One of the trainees from ’82 batch dies due to extra drill punishment given by Eshwaramurthy leading to riots inside the PRS. Arivu complaints to the Commandant about the mistakes that keep happening at the PRS such as bribes, favouritism and extreme punishments in the name of training. Arivu and his friends are now moved out of Eshwaramuthy's team to Sellakkannu's team (MS Bhaskar) who happens to be a kind-hearted trainer. However, Sellakkannu gets no respect from his fellow police officers owing to his straightforward nature making him stay in lower ranks without promotion for several years. Sellakkannu advises Arivu to leave the police job as honesty is not rewarded here, but Arivu does not agree. A small flashback is shown for Arivu's strong determination to become a police officer, which was the dream of his father Rajendran (Livingston) who died when Arivu was young.

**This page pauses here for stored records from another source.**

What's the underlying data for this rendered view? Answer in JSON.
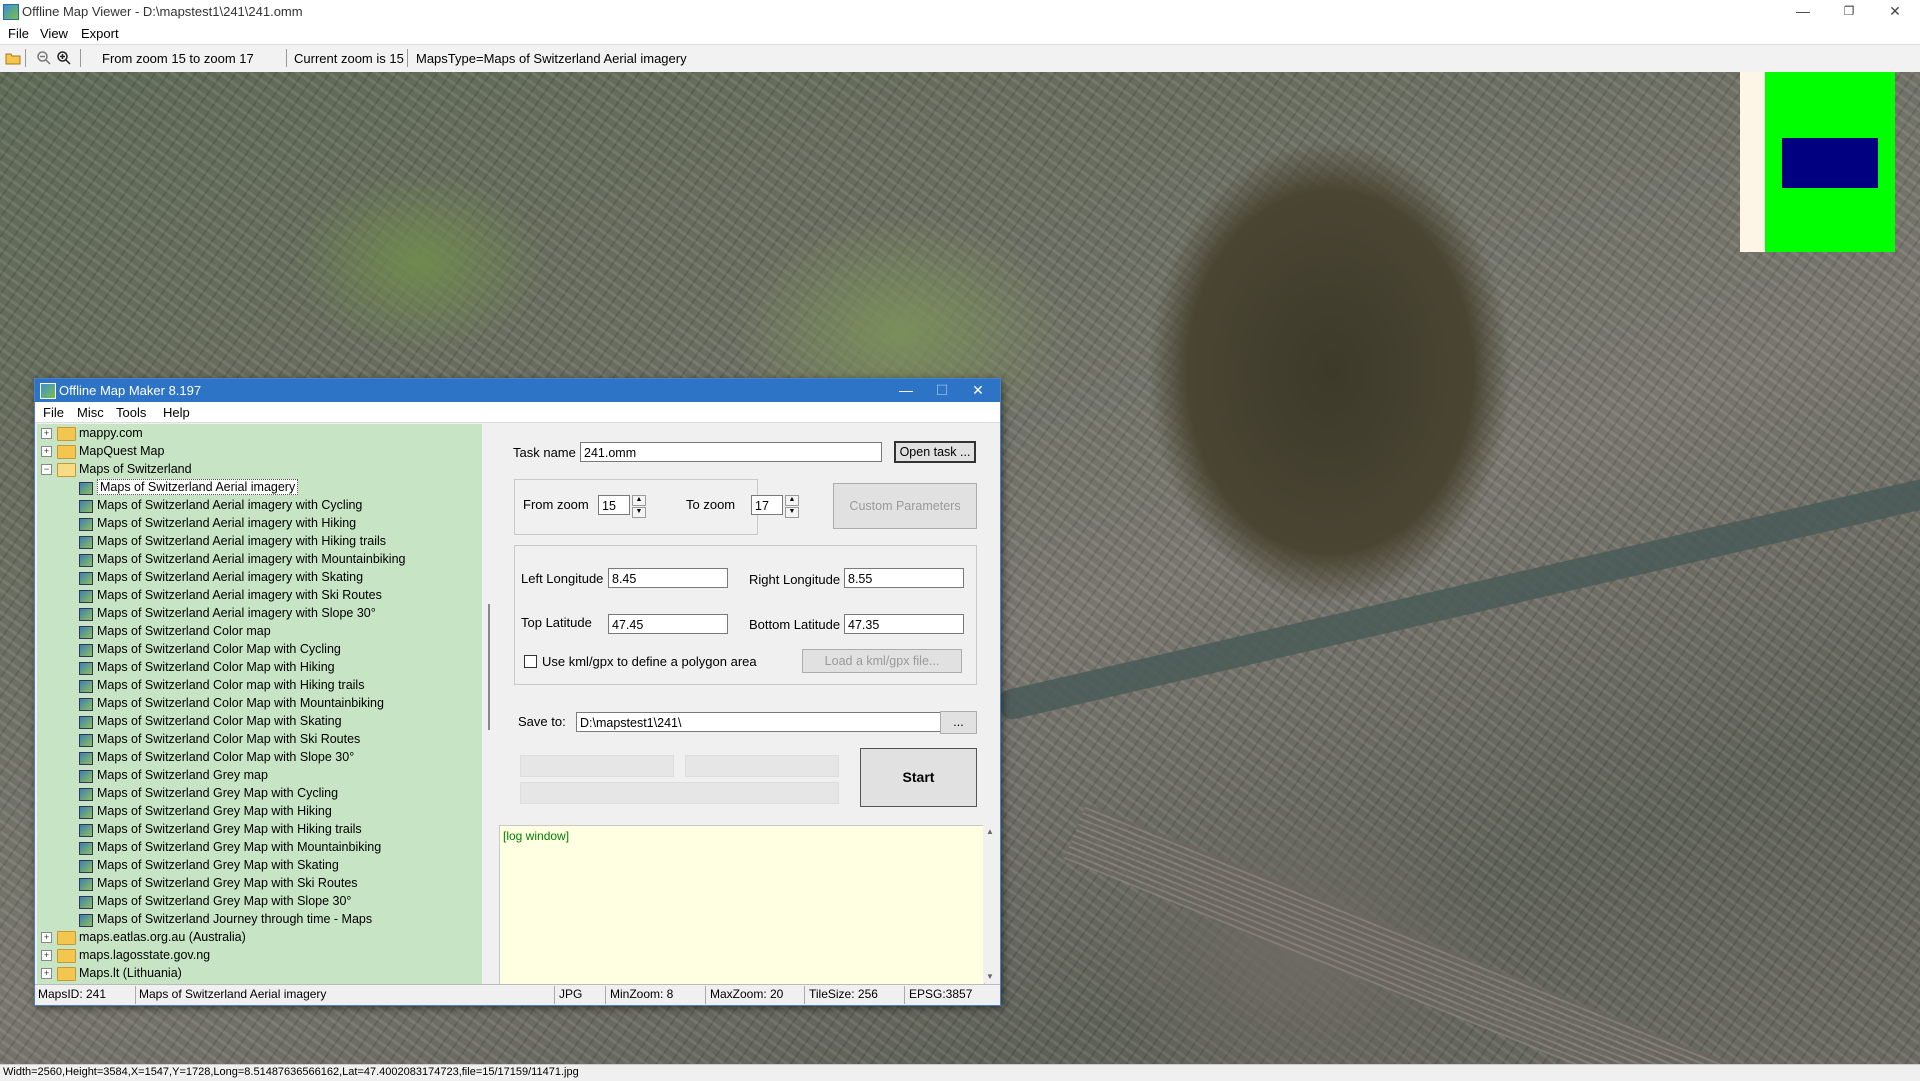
{
  "window": {
    "title": "Offline Map Viewer - D:\\mapstest1\\241\\241.omm",
    "minimize": "—",
    "maximize": "❐",
    "close": "✕"
  },
  "menu": [
    "File",
    "View",
    "Export"
  ],
  "toolbar": {
    "zoom_range": "From zoom 15 to zoom 17",
    "current_zoom": "Current zoom is 15",
    "maps_type": "MapsType=Maps of Switzerland Aerial imagery"
  },
  "minimap_colors": {
    "outer": "#fdf6e6",
    "green": "#00ff00",
    "viewport": "#000080"
  },
  "statusbar": "Width=2560,Height=3584,X=1547,Y=1728,Long=8.51487636566162,Lat=47.4002083174723,file=15/17159/11471.jpg",
  "dialog": {
    "title": "Offline Map Maker 8.197",
    "minimize": "—",
    "maximize": "☐",
    "close": "✕",
    "menu": [
      "File",
      "Misc",
      "Tools",
      "Help"
    ],
    "tree": {
      "top": [
        "mappy.com",
        "MapQuest Map"
      ],
      "group": "Maps of Switzerland",
      "items": [
        "Maps of Switzerland Aerial imagery",
        "Maps of Switzerland Aerial imagery with Cycling",
        "Maps of Switzerland Aerial imagery with Hiking",
        "Maps of Switzerland Aerial imagery with Hiking trails",
        "Maps of Switzerland Aerial imagery with Mountainbiking",
        "Maps of Switzerland Aerial imagery with Skating",
        "Maps of Switzerland Aerial imagery with Ski Routes",
        "Maps of Switzerland Aerial imagery with Slope 30°",
        "Maps of Switzerland Color map",
        "Maps of Switzerland Color Map with Cycling",
        "Maps of Switzerland Color Map with Hiking",
        "Maps of Switzerland Color map with Hiking trails",
        "Maps of Switzerland Color Map with Mountainbiking",
        "Maps of Switzerland Color Map with Skating",
        "Maps of Switzerland Color Map with Ski Routes",
        "Maps of Switzerland Color Map with Slope 30°",
        "Maps of Switzerland Grey map",
        "Maps of Switzerland Grey Map with Cycling",
        "Maps of Switzerland Grey Map with Hiking",
        "Maps of Switzerland Grey Map with Hiking trails",
        "Maps of Switzerland Grey Map with Mountainbiking",
        "Maps of Switzerland Grey Map with Skating",
        "Maps of Switzerland Grey Map with Ski Routes",
        "Maps of Switzerland Grey Map with Slope 30°",
        "Maps of Switzerland Journey through time - Maps"
      ],
      "bottom": [
        "maps.eatlas.org.au (Australia)",
        "maps.lagosstate.gov.ng",
        "Maps.lt (Lithuania)"
      ],
      "expander_plus": "+",
      "expander_minus": "−"
    },
    "task_name_label": "Task name",
    "task_name_value": "241.omm",
    "open_task": "Open task ...",
    "from_zoom_label": "From zoom",
    "from_zoom_value": "15",
    "to_zoom_label": "To zoom",
    "to_zoom_value": "17",
    "custom_params": "Custom Parameters",
    "left_lon_label": "Left Longitude",
    "left_lon_value": "8.45",
    "right_lon_label": "Right Longitude",
    "right_lon_value": "8.55",
    "top_lat_label": "Top Latitude",
    "top_lat_value": "47.45",
    "bottom_lat_label": "Bottom Latitude",
    "bottom_lat_value": "47.35",
    "kml_check_label": "Use kml/gpx to define a polygon area",
    "load_kml": "Load a kml/gpx file...",
    "save_to_label": "Save to:",
    "save_to_value": "D:\\mapstest1\\241\\",
    "browse": "...",
    "start": "Start",
    "log": "[log window]",
    "status": {
      "maps_id": "MapsID: 241",
      "maps_name": "Maps of Switzerland Aerial imagery",
      "format": "JPG",
      "min_zoom": "MinZoom: 8",
      "max_zoom": "MaxZoom: 20",
      "tile_size": "TileSize: 256",
      "epsg": "EPSG:3857"
    }
  }
}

Arivu wants to teach Eshwaramurthy a lesson by breaking his over confidence of winning all the parades for consecutive years. Eshwaramurthy challenges Arivu that he would quit his job if Arivu's team won the competition. Similarly, Arivu agrees that if Eshwaramuthy wins, then he would leave the police force. Meanwhile, Muthupandi secretly tries to strike a deal with Sellakkannu to make Arivu lose in the parade competition by providing wrong and confusing commands and promises a promotion for Sellakkannu. However, Sellakkannu supports Arivu in the final parade and his team wins. But the senior police officers still declare Eshwaramurthy's team to be the winners as they don't want to break the legacy. However, Eshwaramurthy understands that he has lost to Arivu and feels embarrassed in front of Arivu and his team members. Arivu feels dejected and decides to leave the police force, However, Mathi motivates Arivu that the current police system is highly corrupted, and this can be changed only if energetic youngsters like Arivu could join the police force. Arivu agrees and decides to continue in police force hoping that a change could be brought sometime.

==Cast==

- Vikram Prabhu as Arivazhagan (Arivu)
- Anjali Nair as Constable Eeshwari
- Lal as Assistant Drill Instructor Eshwaramurthy
- M. S. Bhaskar as Assistant Drill Instructor Sellakkanu
- Bose Venkat as Inspector Mathi
- Madhusudhan Rao as Inspector Muthupandi
- Livingston as Rajendran, Arivu's father
- Pavel Navageethan as Kadar Basha, Arivu's friend
- Nitish Veera as Councillor Sahul Bhai
- Karthick Kannan as Murugan, Arivu's friend
- Lingesh as Manimaran, Arivu's friend
- Uday Mahesh as Nandhakumar
- Madhankumar Dhakshinamoorthy as Nagachi Mani, a money lender

==Soundtrack==
The soundtrack and score is composed by Ghibran.

Track listing
| No. | Title | Lyrics | Singer(s) | Length |
|---|---|---|---|---|
| 1. | "Kattikoda" | Chandru | Shweta Mohan | 3:21 |
| 2. | "Thudithezhu Thozha" | Chandru | Shenbagaraj, Aravind Srinivas, Narayanan, Sarath Santosh | 3:51 |

==Release and reception==
Taanakkaran was released directly on the streaming platform Disney+ Hotstar on 8 April 2022. M. Suganth of The Times of India gave it 3 out of 5 stars and wrote "Vikram Prabhu comes up with a sturdy performance, capturing Arivu's physicality very well. MS Bhaskar shines as a veteran cop who is paying the price for an insubordination years ago, and Lal makes us hate his character. Bose Venkat, as Madhi, an honest cop who wants to turn the recruits into good policemen despite being aware of the system's flaws, pitches in with an empathetic performance. These performances hold the film together and keep us engaged." Navein Darshan from Cinema Express gave it 3.5 out of 5 stars and said that "A powerful film about a lesser-known problem ' Bharathy Singaravel from The News Minute noted that "Lal in well-written roles is a phenomenal actor. His Yama raja in Karnan showed off the depth of his skill and ability for nuance. Unfortunately, nuance is exactly what’s missing in his characterization". Janani K from India Today gave 3 out of 5 rating and noted that "Taanakkaaran is an engaging cop drama that is refreshing to watch." Thinkal Menon from OTTPlay noted that "Watch it if you're a fan of realistic cop dramas that effectively address serious issues in society" and rated it 3 out of 5.